Classical music is deeply emotive. Mozart famously said, “I pay no attention whatever to anybody's praise or blame. I simply follow my own feelings.” Chopin’s “4 Ballades”, perhaps his most celebrated work, has been said to evoke images of “fire” and “blinding light”. Although “death by emotional composing” isn’t in anyone’s medical textbook, classical composers certainly have their fair share of early leavings to the grave. Bizet died at the age of 37. Schubert at 31. Beethoven went deaf and wrote “Ode to Joy” before liver cirrhosis felled him at 56.

We live in a society that increasingly shuns emotional vulnerability. When we feel like crying, we often tell ourselves to pull it together so others don’t see our tears. We are constantly told to not let our emotions get in the way of sound judgement because emotions are irrational and ought to be kept down.

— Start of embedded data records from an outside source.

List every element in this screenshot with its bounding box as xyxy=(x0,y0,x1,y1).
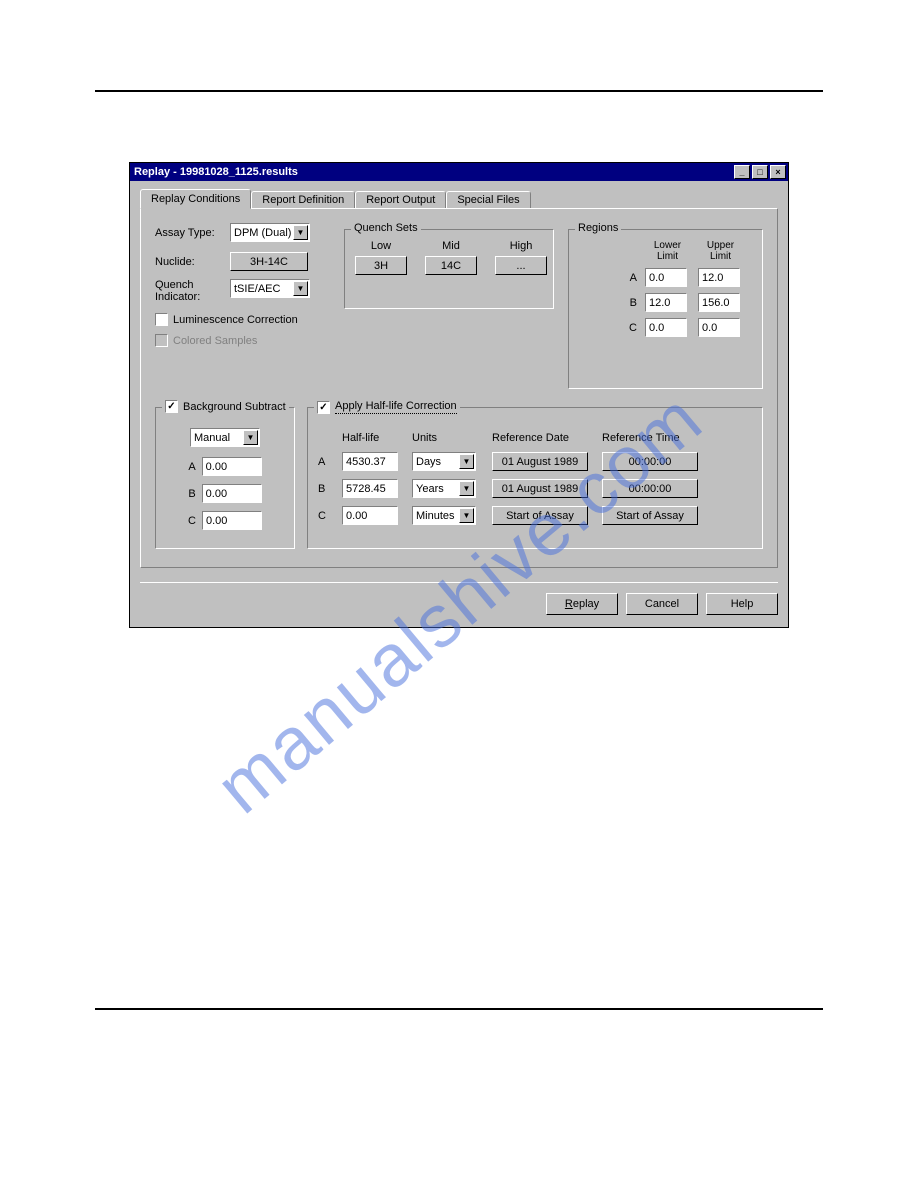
luminescence-checkbox[interactable]: Luminescence Correction xyxy=(155,313,298,326)
halflife-header: Half-life xyxy=(342,432,402,444)
hl-c-label: C xyxy=(318,510,332,522)
tab-replay-conditions[interactable]: Replay Conditions xyxy=(140,189,251,209)
checkbox-icon: ✓ xyxy=(317,401,330,414)
hl-a-time[interactable]: 00:00:00 xyxy=(602,452,698,471)
bg-a-label: A xyxy=(188,461,195,473)
maximize-icon[interactable]: □ xyxy=(752,165,768,179)
quench-sets-legend: Quench Sets xyxy=(351,222,421,234)
chevron-down-icon: ▼ xyxy=(293,281,308,296)
hl-b-units[interactable]: Years▼ xyxy=(412,479,476,498)
hl-a-units[interactable]: Days▼ xyxy=(412,452,476,471)
hl-c-time[interactable]: Start of Assay xyxy=(602,506,698,525)
region-a-upper[interactable]: 12.0 xyxy=(698,268,740,287)
halflife-group: ✓ Apply Half-life Correction Half-life U… xyxy=(307,407,763,549)
title-bar[interactable]: Replay - 19981028_1125.results _ □ × xyxy=(130,163,788,181)
units-header: Units xyxy=(412,432,482,444)
tab-panel: Assay Type: DPM (Dual) ▼ Nuclide: 3H-14C… xyxy=(140,208,778,568)
region-b-upper[interactable]: 156.0 xyxy=(698,293,740,312)
chevron-down-icon: ▼ xyxy=(459,508,474,523)
hl-a-value[interactable]: 4530.37 xyxy=(342,452,398,471)
help-button[interactable]: Help xyxy=(706,593,778,615)
chevron-down-icon: ▼ xyxy=(459,454,474,469)
hl-a-label: A xyxy=(318,456,332,468)
quench-low-label: Low xyxy=(355,240,407,252)
cancel-button[interactable]: Cancel xyxy=(626,593,698,615)
hl-c-units[interactable]: Minutes▼ xyxy=(412,506,476,525)
upper-limit-header: Upper Limit xyxy=(698,240,743,262)
region-c-upper[interactable]: 0.0 xyxy=(698,318,740,337)
hl-c-value[interactable]: 0.00 xyxy=(342,506,398,525)
background-subtract-group: ✓ Background Subtract Manual ▼ A xyxy=(155,407,295,549)
regions-group: Regions Lower Limit Upper Limit A 0.0 12… xyxy=(568,229,763,389)
reftime-header: Reference Time xyxy=(602,432,702,444)
hl-b-value[interactable]: 5728.45 xyxy=(342,479,398,498)
quench-sets-group: Quench Sets Low 3H Mid 14C xyxy=(344,229,554,309)
regions-legend: Regions xyxy=(575,222,621,234)
quench-high-button[interactable]: ... xyxy=(495,256,547,275)
region-b-lower[interactable]: 12.0 xyxy=(645,293,687,312)
refdate-header: Reference Date xyxy=(492,432,592,444)
nuclide-button[interactable]: 3H-14C xyxy=(230,252,308,271)
region-b-label: B xyxy=(619,297,637,309)
hl-a-date[interactable]: 01 August 1989 xyxy=(492,452,588,471)
quench-mid-button[interactable]: 14C xyxy=(425,256,477,275)
quench-high-label: High xyxy=(495,240,547,252)
hl-b-time[interactable]: 00:00:00 xyxy=(602,479,698,498)
region-c-lower[interactable]: 0.0 xyxy=(645,318,687,337)
bg-c-input[interactable]: 0.00 xyxy=(202,511,262,530)
checkbox-icon xyxy=(155,334,168,347)
bg-b-input[interactable]: 0.00 xyxy=(202,484,262,503)
halflife-checkbox[interactable]: ✓ Apply Half-life Correction xyxy=(317,400,457,414)
window-title: Replay - 19981028_1125.results xyxy=(132,166,732,178)
assay-type-label: Assay Type: xyxy=(155,227,230,239)
nuclide-label: Nuclide: xyxy=(155,256,230,268)
replay-window: Replay - 19981028_1125.results _ □ × Rep… xyxy=(129,162,789,628)
bg-a-input[interactable]: 0.00 xyxy=(202,457,262,476)
tab-strip: Replay Conditions Report Definition Repo… xyxy=(140,189,778,209)
region-a-lower[interactable]: 0.0 xyxy=(645,268,687,287)
chevron-down-icon: ▼ xyxy=(459,481,474,496)
region-a-label: A xyxy=(619,272,637,284)
chevron-down-icon: ▼ xyxy=(243,430,258,445)
bg-c-label: C xyxy=(188,515,196,527)
hl-b-label: B xyxy=(318,483,332,495)
lower-limit-header: Lower Limit xyxy=(645,240,690,262)
checkbox-icon: ✓ xyxy=(165,400,178,413)
quench-indicator-label: Quench Indicator: xyxy=(155,279,230,303)
dialog-button-row: Replay Cancel Help xyxy=(140,582,778,615)
colored-samples-checkbox: Colored Samples xyxy=(155,334,257,347)
hl-c-date[interactable]: Start of Assay xyxy=(492,506,588,525)
background-subtract-checkbox[interactable]: ✓ Background Subtract xyxy=(165,400,286,413)
minimize-icon[interactable]: _ xyxy=(734,165,750,179)
quench-mid-label: Mid xyxy=(425,240,477,252)
quench-low-button[interactable]: 3H xyxy=(355,256,407,275)
quench-indicator-combo[interactable]: tSIE/AEC ▼ xyxy=(230,279,310,298)
top-divider xyxy=(95,90,823,92)
hl-b-date[interactable]: 01 August 1989 xyxy=(492,479,588,498)
bg-b-label: B xyxy=(188,488,195,500)
bottom-divider xyxy=(95,1008,823,1010)
replay-button[interactable]: Replay xyxy=(546,593,618,615)
region-c-label: C xyxy=(619,322,637,334)
close-icon[interactable]: × xyxy=(770,165,786,179)
checkbox-icon xyxy=(155,313,168,326)
chevron-down-icon: ▼ xyxy=(293,225,308,240)
assay-type-combo[interactable]: DPM (Dual) ▼ xyxy=(230,223,310,242)
background-mode-combo[interactable]: Manual ▼ xyxy=(190,428,260,447)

When there is business to be done, there is no room for heartbreak. Nobody has time it.

Teenagers often bear the brunt of this criticism, caricatured as melodramatic, short-sighted, and slightly mentally unsound. The chaotic, stressful, and uncertain nature of teenage years is ignored. The pained outcries of teens are often brushed off as “phases” and derided as “typical teenage behavior”. In reality, what teenagers really need is not to be told to “get over it”, but to be seen. When we cry out, we want someone to hear us. We want someone to be by our side. We, like everyone, don’t want to feel alone. Yet that is what we are getting more and more everyday in this world that grows more impersonal each day.

Classical music to me represents what the world needs the most right now: understanding, acceptance, and knowing that vulnerability and openness is not weakness. The world is getting smaller, faster, and busier every day, but that does not mean we have to sacrifice compassion and empathy. Kindness is something that we all deserve, and perhaps the people that need it the most right now is teenagers, who are facing hefty decisions about colleges, jobs, and futures. We need to find a way to connect all of us heart-to-heart, because in the end, we are all humans, and we are all trying to find our place this daunting world.